1. The state public health agency initially asked for and received $3.5 million to upgrade its reporting system in 2019 and was still months from finishing the upgrade when the pandemic hit earlier this year. The agency will also receive federal funding to pay up to 18 more people to join its NEDSS team for two years, according to the report.
2. Many local public health agencies developed their own system for gathering and reporting information, and still have not switched to using the NEDSS, which couldn’t keep up with the 60,000-plus daily COVID-19 test results until August.

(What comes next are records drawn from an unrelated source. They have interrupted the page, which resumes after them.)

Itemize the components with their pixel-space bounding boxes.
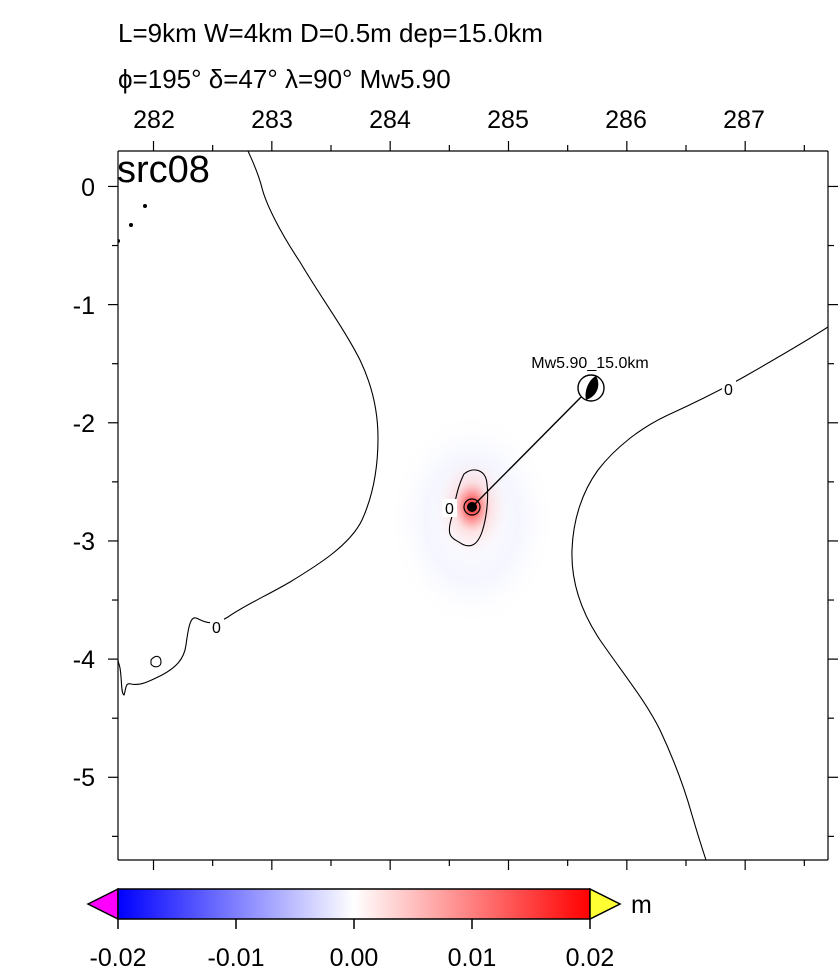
colorbar-gradient (117, 888, 591, 920)
x-tick-label: 287 (723, 106, 765, 134)
contour-label-east: 0 (724, 382, 733, 399)
x-tick-label: 283 (251, 106, 293, 134)
colorbar-unit: m (631, 891, 652, 919)
focal-mechanism-beachball (577, 374, 605, 402)
x-tick-label: 282 (133, 106, 175, 134)
contour-label-west: 0 (212, 620, 221, 637)
map-frame (117, 150, 829, 861)
x-tick-label: 286 (605, 106, 647, 134)
epicenter-marker (463, 498, 481, 516)
source-label: src08 (117, 149, 210, 191)
map-title-parameters: L=9km W=4km D=0.5m dep=15.0km (118, 18, 543, 48)
x-tick-label: 285 (487, 106, 529, 134)
colorbar-tick-label: 0.00 (330, 944, 379, 972)
mechanism-label: Mw5.90_15.0km (531, 355, 648, 372)
y-axis-labels: 0 -1 -2 -3 -4 -5 (73, 174, 95, 792)
colorbar-tick-label: -0.01 (208, 944, 265, 972)
y-tick-label: -3 (73, 528, 95, 556)
y-tick-label: -2 (73, 410, 95, 438)
x-axis-labels: 282 283 284 285 286 287 (133, 106, 765, 134)
colorbar: m -0.02 -0.01 0.00 0.01 0.02 (86, 887, 652, 972)
epicenter-dot (467, 502, 477, 512)
x-tick-label: 284 (369, 106, 411, 134)
zero-contour-west (118, 151, 379, 696)
y-tick-label: -5 (73, 764, 95, 792)
y-tick-label: -4 (73, 646, 95, 674)
colorbar-high-overflow-triangle (589, 887, 622, 921)
colorbar-tick-label: 0.01 (448, 944, 497, 972)
map-title-source-angles: ϕ=195° δ=47° λ=90° Mw5.90 (118, 64, 451, 94)
mechanism-leader-line (471, 387, 591, 508)
contour-label-uplift: 0 (445, 501, 454, 518)
y-tick-label: -1 (73, 292, 95, 320)
axis-ticks (108, 141, 838, 870)
colorbar-tick-label: 0.02 (566, 944, 615, 972)
colorbar-tick-label: -0.02 (90, 944, 147, 972)
colorbar-low-overflow-triangle (86, 887, 119, 921)
zero-contour-islet (150, 655, 162, 668)
y-tick-label: 0 (81, 174, 95, 202)
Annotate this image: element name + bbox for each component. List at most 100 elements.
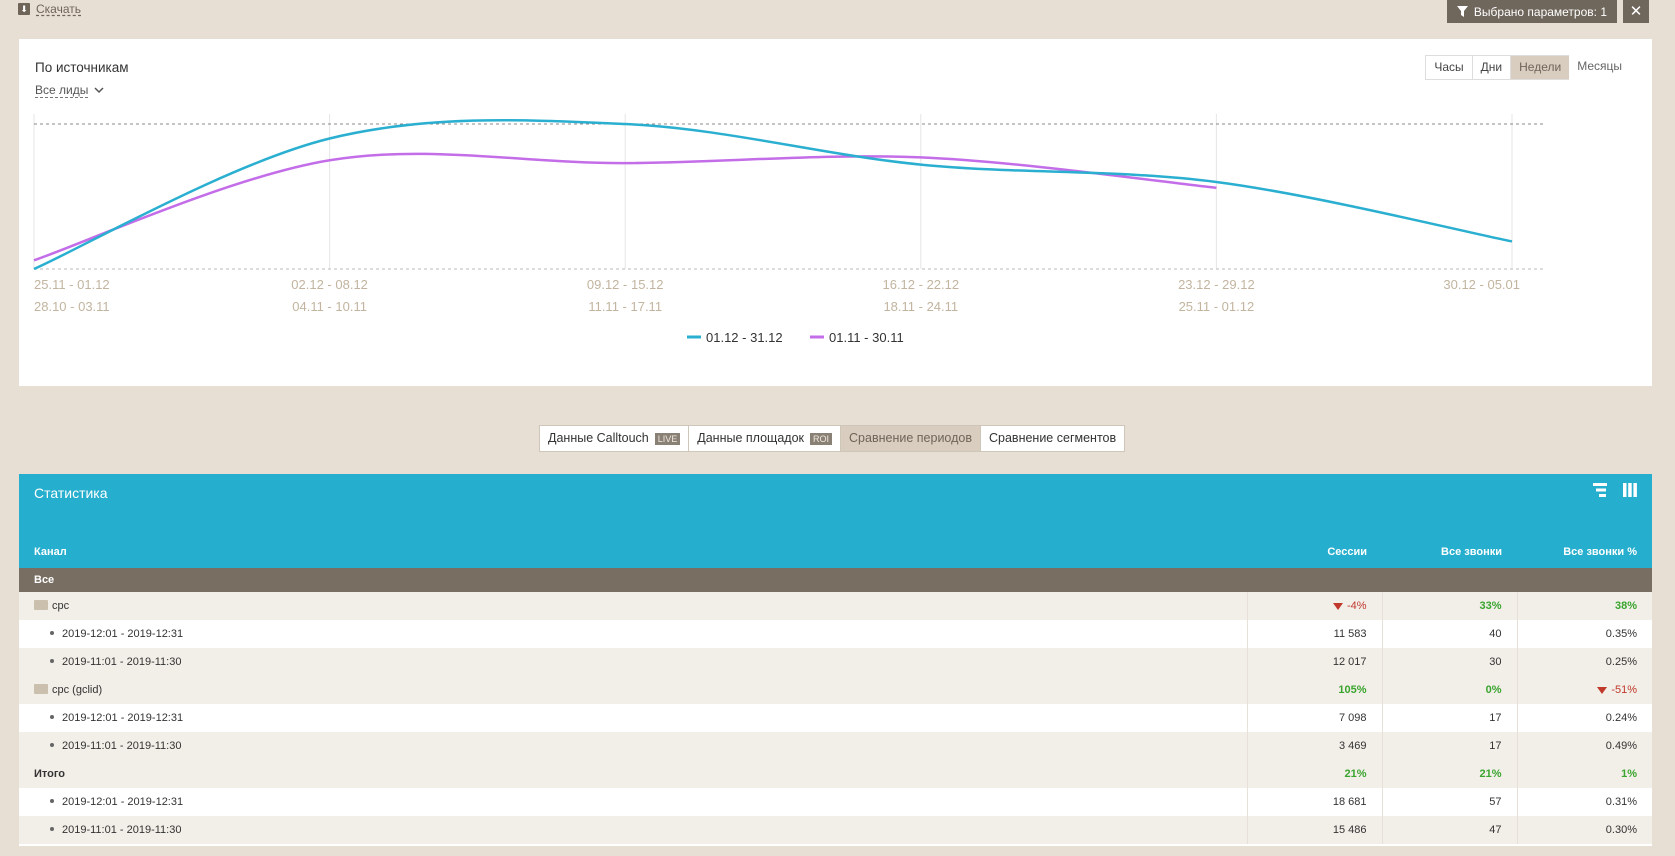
sessions-cell: 18 681 [1247, 788, 1383, 816]
x-tick-label-secondary: 18.11 - 24.11 [883, 299, 958, 314]
row-label: Все [19, 568, 1652, 592]
statistics-header: Статистика Канал Сессии Все звонки Все з… [19, 474, 1652, 568]
row-label: cpc (gclid) [19, 676, 1248, 704]
sessions-cell: 105% [1247, 676, 1383, 704]
table-row-group[interactable]: cpc (gclid) 105% 0% -51% [19, 676, 1652, 704]
selected-params-label: Выбрано параметров: 1 [1473, 4, 1607, 19]
column-header-sessions[interactable]: Сессии [1327, 546, 1367, 558]
table-row[interactable]: 2019-11:01 - 2019-11:30 12 017 30 0.25% [19, 648, 1652, 676]
row-label: Итого [19, 760, 1248, 788]
folder-icon [34, 684, 48, 695]
tab-calltouch-data[interactable]: Данные Calltouch LIVE [539, 425, 690, 452]
column-header-calls-pct[interactable]: Все звонки % [1563, 546, 1637, 558]
calls-pct-cell: -51% [1517, 676, 1652, 704]
decrease-icon [1332, 602, 1343, 610]
sessions-cell: 3 469 [1247, 732, 1383, 760]
calls-cell: 17 [1382, 732, 1518, 760]
sessions-cell: -4% [1247, 592, 1383, 620]
x-tick-label-secondary: 25.11 - 01.12 [1179, 299, 1255, 314]
calls-pct-cell: 38% [1517, 592, 1652, 620]
calls-cell: 57 [1382, 788, 1518, 816]
period-cell: 2019-12:01 - 2019-12:31 [19, 704, 1248, 732]
table-row-total[interactable]: Итого 21% 21% 1% [19, 760, 1652, 788]
table-row-all[interactable]: Все [19, 568, 1652, 592]
series-line [33, 119, 1513, 271]
calls-pct-cell: 0.30% [1517, 816, 1652, 844]
series-line [33, 152, 1217, 262]
calls-cell: 21% [1382, 760, 1518, 788]
sessions-cell: 12 017 [1247, 648, 1383, 676]
calls-cell: 40 [1382, 620, 1518, 648]
granularity-option[interactable]: Дни [1471, 55, 1512, 80]
folder-icon [34, 600, 48, 611]
download-label: Скачать [36, 2, 81, 16]
granularity-option[interactable]: Часы [1425, 55, 1473, 80]
close-icon[interactable]: ✕ [1623, 0, 1649, 23]
table-row[interactable]: 2019-12:01 - 2019-12:31 18 681 57 0.31% [19, 788, 1652, 816]
calls-pct-cell: 0.49% [1517, 732, 1652, 760]
x-tick-label-secondary: 11.11 - 17.11 [588, 299, 662, 314]
granularity-option[interactable]: Месяцы [1569, 55, 1630, 80]
data-mode-tabs: Данные Calltouch LIVE Данные площадок RO… [539, 425, 1126, 452]
table-row[interactable]: 2019-12:01 - 2019-12:31 11 583 40 0.35% [19, 620, 1652, 648]
calls-cell: 17 [1382, 704, 1518, 732]
statistics-table: Все cpc -4% 33% 38% 2019-12:01 - 2019-12:31 11… [19, 568, 1652, 844]
tab-platforms-data[interactable]: Данные площадок ROI [688, 425, 842, 452]
statistics-panel: Статистика Канал Сессии Все звонки Все з… [19, 474, 1652, 846]
period-cell: 2019-11:01 - 2019-11:30 [19, 816, 1248, 844]
calls-pct-cell: 1% [1517, 760, 1652, 788]
sessions-cell: 11 583 [1247, 620, 1383, 648]
period-cell: 2019-12:01 - 2019-12:31 [19, 620, 1248, 648]
calls-pct-cell: 0.25% [1517, 648, 1652, 676]
download-icon: ⬇ [18, 3, 30, 15]
leads-dropdown[interactable]: Все лиды [35, 83, 104, 98]
decrease-icon [1597, 686, 1608, 694]
calls-cell: 30 [1382, 648, 1518, 676]
x-tick-label: 02.12 - 08.12 [291, 277, 368, 292]
x-tick-label: 25.11 - 01.12 [34, 277, 110, 292]
tab-segment-comparison-label: Сравнение сегментов [989, 431, 1117, 445]
granularity-switch: Часы Дни Недели Месяцы [1425, 55, 1630, 80]
selected-params-button[interactable]: Выбрано параметров: 1 [1446, 0, 1617, 23]
table-row[interactable]: 2019-11:01 - 2019-11:30 15 486 47 0.30% [19, 816, 1652, 844]
calls-pct-cell: 0.35% [1517, 620, 1652, 648]
live-badge: LIVE [654, 432, 681, 445]
x-tick-label: 23.12 - 29.12 [1178, 277, 1255, 292]
calls-cell: 33% [1382, 592, 1518, 620]
x-tick-label: 16.12 - 22.12 [882, 277, 959, 292]
x-tick-label: 09.12 - 15.12 [587, 277, 664, 292]
comparison-line-chart: 25.11 - 01.12 02.12 - 08.12 09.12 - 15.12 1… [33, 114, 1546, 345]
legend-item: 01.11 - 30.11 [829, 330, 904, 345]
leads-dropdown-label: Все лиды [35, 83, 89, 98]
filter-icon [1456, 6, 1468, 17]
column-header-calls[interactable]: Все звонки [1441, 546, 1502, 558]
table-row[interactable]: 2019-12:01 - 2019-12:31 7 098 17 0.24% [19, 704, 1652, 732]
calls-pct-cell: 0.24% [1517, 704, 1652, 732]
table-row[interactable]: 2019-11:01 - 2019-11:30 3 469 17 0.49% [19, 732, 1652, 760]
tab-period-comparison-label: Сравнение периодов [849, 431, 972, 445]
table-row-group[interactable]: cpc -4% 33% 38% [19, 592, 1652, 620]
sessions-cell: 15 486 [1247, 816, 1383, 844]
columns-icon[interactable] [1622, 482, 1638, 498]
legend-item: 01.12 - 31.12 [706, 330, 783, 345]
download-link[interactable]: ⬇ Скачать [18, 2, 81, 16]
period-cell: 2019-11:01 - 2019-11:30 [19, 648, 1248, 676]
roi-badge: ROI [810, 432, 833, 445]
row-label: cpc [19, 592, 1248, 620]
calls-cell: 0% [1382, 676, 1518, 704]
x-tick-label: 30.12 - 05.01 [1443, 277, 1520, 292]
tree-view-icon[interactable] [1592, 482, 1608, 498]
tab-segment-comparison[interactable]: Сравнение сегментов [980, 425, 1126, 452]
chevron-down-icon [94, 87, 104, 94]
chart-panel: По источникам Все лиды Часы Дни Недели Меся… [19, 39, 1652, 386]
chart-title: По источникам [35, 60, 129, 75]
top-bar: ⬇ Скачать Выбрано параметров: 1 ✕ [0, 0, 1675, 26]
period-cell: 2019-12:01 - 2019-12:31 [19, 788, 1248, 816]
statistics-title: Статистика [34, 485, 108, 501]
x-tick-label-secondary: 28.10 - 03.11 [34, 299, 110, 314]
column-header-channel[interactable]: Канал [34, 546, 67, 558]
tab-platforms-label: Данные площадок [697, 431, 805, 445]
x-tick-label-secondary: 04.11 - 10.11 [292, 299, 367, 314]
tab-period-comparison[interactable]: Сравнение периодов [840, 425, 981, 452]
sessions-cell: 7 098 [1247, 704, 1383, 732]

3. The NEDSS requires precise formatting for uploading data, and labs in Texas have struggled to meet the strict requirements. The state has hired a contractor to minimize issues with uploading the lab data.
4. Texas also paid Deloitte $1.1 million to develop Texas Health Trace for COVID-19 tracking, which it rolled out in May. At that time, some of the local health departments had created separate contact tracing initiatives and haven’t switched over or integrated efforts. In Austin, the health department uses a Salesforce tool to track COVID-19 cases.
5. Counties that can’t afford to use NEDSS or their own contractors have turned to Microsoft Excel spreadsheets to track information. Some are manually copying information into the Health Trace system and others are sending faxes.